Macro developments over the summer have caused further complications for the ECB. While the rapid worsening of the economy should come as a surprise, at least judging from overly optimistic ECB growth forecasts so far, the speed with which headline inflation is coming down should still leave the central bank uncomfortable. Despite today’s drop, core inflation remains too high and wage growth up until now signals that even without excessive wage settlements core inflation could stay higher for longer.
We still expect headline inflation to come down significantly after the summer, mainly on the back of German headline inflation falling. We also expect the ECB’s September macro projections to bring downward revisions to both the short-term growth and longer-term inflation outlook. After a total of 425bp rate hikes in slightly more than a year, a pause in the ECB’s hiking cycle at the September meeting would make perfect sense. However, times at the ECB have changed.
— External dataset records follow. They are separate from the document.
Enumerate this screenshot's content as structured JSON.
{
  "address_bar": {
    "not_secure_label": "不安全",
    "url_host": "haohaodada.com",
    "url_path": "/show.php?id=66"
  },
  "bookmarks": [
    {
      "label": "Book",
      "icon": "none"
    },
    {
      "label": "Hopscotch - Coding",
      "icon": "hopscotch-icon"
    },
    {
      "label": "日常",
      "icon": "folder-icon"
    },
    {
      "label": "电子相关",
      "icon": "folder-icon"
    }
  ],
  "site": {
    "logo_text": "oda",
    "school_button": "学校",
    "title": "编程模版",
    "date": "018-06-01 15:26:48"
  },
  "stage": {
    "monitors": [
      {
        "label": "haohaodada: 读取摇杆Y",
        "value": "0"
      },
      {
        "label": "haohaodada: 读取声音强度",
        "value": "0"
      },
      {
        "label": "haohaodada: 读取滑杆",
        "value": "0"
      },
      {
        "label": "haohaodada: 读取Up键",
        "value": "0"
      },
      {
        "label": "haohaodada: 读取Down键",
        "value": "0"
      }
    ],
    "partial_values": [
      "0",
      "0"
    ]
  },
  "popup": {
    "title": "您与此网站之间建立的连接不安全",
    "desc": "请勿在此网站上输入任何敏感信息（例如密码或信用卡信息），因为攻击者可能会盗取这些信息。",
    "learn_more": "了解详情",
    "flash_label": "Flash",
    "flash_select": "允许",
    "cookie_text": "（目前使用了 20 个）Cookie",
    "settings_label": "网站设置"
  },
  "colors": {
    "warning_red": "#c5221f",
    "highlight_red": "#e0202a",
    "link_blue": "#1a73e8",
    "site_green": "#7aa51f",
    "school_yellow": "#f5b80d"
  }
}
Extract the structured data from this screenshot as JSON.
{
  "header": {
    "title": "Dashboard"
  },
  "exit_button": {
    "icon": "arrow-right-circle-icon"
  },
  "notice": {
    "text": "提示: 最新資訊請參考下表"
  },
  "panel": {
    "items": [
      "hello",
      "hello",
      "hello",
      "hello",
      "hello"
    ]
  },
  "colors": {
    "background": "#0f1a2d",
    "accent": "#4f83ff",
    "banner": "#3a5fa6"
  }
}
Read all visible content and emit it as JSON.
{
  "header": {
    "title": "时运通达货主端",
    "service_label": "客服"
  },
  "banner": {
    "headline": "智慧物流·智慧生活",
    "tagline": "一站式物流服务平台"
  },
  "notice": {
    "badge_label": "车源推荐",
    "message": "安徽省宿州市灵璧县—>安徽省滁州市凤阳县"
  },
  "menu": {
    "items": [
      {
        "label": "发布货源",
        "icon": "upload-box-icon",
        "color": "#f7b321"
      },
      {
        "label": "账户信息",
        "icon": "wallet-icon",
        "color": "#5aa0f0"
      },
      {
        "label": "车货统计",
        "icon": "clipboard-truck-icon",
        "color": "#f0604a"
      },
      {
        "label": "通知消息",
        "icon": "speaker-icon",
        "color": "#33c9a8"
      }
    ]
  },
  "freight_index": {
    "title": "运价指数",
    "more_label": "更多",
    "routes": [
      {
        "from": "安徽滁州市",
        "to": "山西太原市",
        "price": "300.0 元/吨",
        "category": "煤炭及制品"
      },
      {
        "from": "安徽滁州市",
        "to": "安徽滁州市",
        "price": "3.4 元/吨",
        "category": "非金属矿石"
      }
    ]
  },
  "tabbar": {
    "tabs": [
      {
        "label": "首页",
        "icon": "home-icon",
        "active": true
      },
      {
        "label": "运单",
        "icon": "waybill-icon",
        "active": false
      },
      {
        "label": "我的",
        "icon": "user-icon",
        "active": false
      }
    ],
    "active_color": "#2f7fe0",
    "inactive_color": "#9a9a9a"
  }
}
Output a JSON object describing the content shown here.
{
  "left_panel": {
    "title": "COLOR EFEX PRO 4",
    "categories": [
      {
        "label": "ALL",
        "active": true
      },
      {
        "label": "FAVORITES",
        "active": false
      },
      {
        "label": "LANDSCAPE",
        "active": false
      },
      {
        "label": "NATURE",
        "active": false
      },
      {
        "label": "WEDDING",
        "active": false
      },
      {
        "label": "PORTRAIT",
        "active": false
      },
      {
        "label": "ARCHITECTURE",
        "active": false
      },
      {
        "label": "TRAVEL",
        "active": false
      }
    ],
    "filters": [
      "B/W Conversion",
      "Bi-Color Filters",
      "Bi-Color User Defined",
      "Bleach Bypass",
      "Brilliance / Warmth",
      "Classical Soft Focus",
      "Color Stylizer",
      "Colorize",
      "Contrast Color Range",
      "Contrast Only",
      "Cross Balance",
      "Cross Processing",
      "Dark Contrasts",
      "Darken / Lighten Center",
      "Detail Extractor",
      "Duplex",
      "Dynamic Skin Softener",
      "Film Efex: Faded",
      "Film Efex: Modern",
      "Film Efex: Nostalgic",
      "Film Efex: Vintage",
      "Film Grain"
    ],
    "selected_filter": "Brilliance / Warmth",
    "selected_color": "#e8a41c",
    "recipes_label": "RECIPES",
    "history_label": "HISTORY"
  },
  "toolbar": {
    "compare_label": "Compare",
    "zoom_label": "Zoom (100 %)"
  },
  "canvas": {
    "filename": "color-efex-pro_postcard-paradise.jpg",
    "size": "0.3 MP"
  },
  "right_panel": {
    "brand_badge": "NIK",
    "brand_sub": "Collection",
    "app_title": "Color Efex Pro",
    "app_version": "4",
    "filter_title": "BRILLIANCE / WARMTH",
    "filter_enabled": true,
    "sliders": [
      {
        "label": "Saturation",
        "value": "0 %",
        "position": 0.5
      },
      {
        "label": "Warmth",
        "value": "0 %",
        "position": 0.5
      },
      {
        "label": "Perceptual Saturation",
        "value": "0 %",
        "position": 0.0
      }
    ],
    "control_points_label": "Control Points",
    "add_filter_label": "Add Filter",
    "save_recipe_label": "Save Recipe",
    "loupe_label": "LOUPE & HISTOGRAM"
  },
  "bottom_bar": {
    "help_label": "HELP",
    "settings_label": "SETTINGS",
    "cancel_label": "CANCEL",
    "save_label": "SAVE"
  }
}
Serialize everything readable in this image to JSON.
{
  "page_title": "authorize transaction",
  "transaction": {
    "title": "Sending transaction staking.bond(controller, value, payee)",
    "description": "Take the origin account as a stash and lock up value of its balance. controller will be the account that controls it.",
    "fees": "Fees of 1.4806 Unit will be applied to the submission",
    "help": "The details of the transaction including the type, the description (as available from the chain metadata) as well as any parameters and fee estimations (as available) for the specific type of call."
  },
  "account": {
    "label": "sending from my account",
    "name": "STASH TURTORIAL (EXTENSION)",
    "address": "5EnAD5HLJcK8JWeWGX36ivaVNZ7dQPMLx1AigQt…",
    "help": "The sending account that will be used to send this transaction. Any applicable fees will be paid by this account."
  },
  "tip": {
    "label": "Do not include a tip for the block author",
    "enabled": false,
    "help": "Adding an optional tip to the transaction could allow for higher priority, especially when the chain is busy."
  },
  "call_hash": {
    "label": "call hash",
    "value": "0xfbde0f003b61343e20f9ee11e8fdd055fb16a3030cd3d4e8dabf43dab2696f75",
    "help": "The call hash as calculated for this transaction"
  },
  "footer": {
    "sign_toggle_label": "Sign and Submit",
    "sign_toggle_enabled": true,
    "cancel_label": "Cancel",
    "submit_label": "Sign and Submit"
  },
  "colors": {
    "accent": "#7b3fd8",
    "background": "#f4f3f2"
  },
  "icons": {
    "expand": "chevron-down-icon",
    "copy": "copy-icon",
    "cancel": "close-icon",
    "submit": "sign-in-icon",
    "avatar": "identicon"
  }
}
Today’s minutes stress that the central bank is sticking to its stance of putting more emphasis on actual data rather than on expected data, that it still sees a higher risk of stopping tightening too early rather than going too far, and that it seems to have a higher tolerance for negative growth surprises than for unexpected inflation developments.
Also, for the hawks, the risk might be too high that a pause could actually transform into an actual full stop. This is why we think the hawks will have their final say and push the ECB for a final dovish hike at the September meeting. A last one for the road, even if it remains a very close call.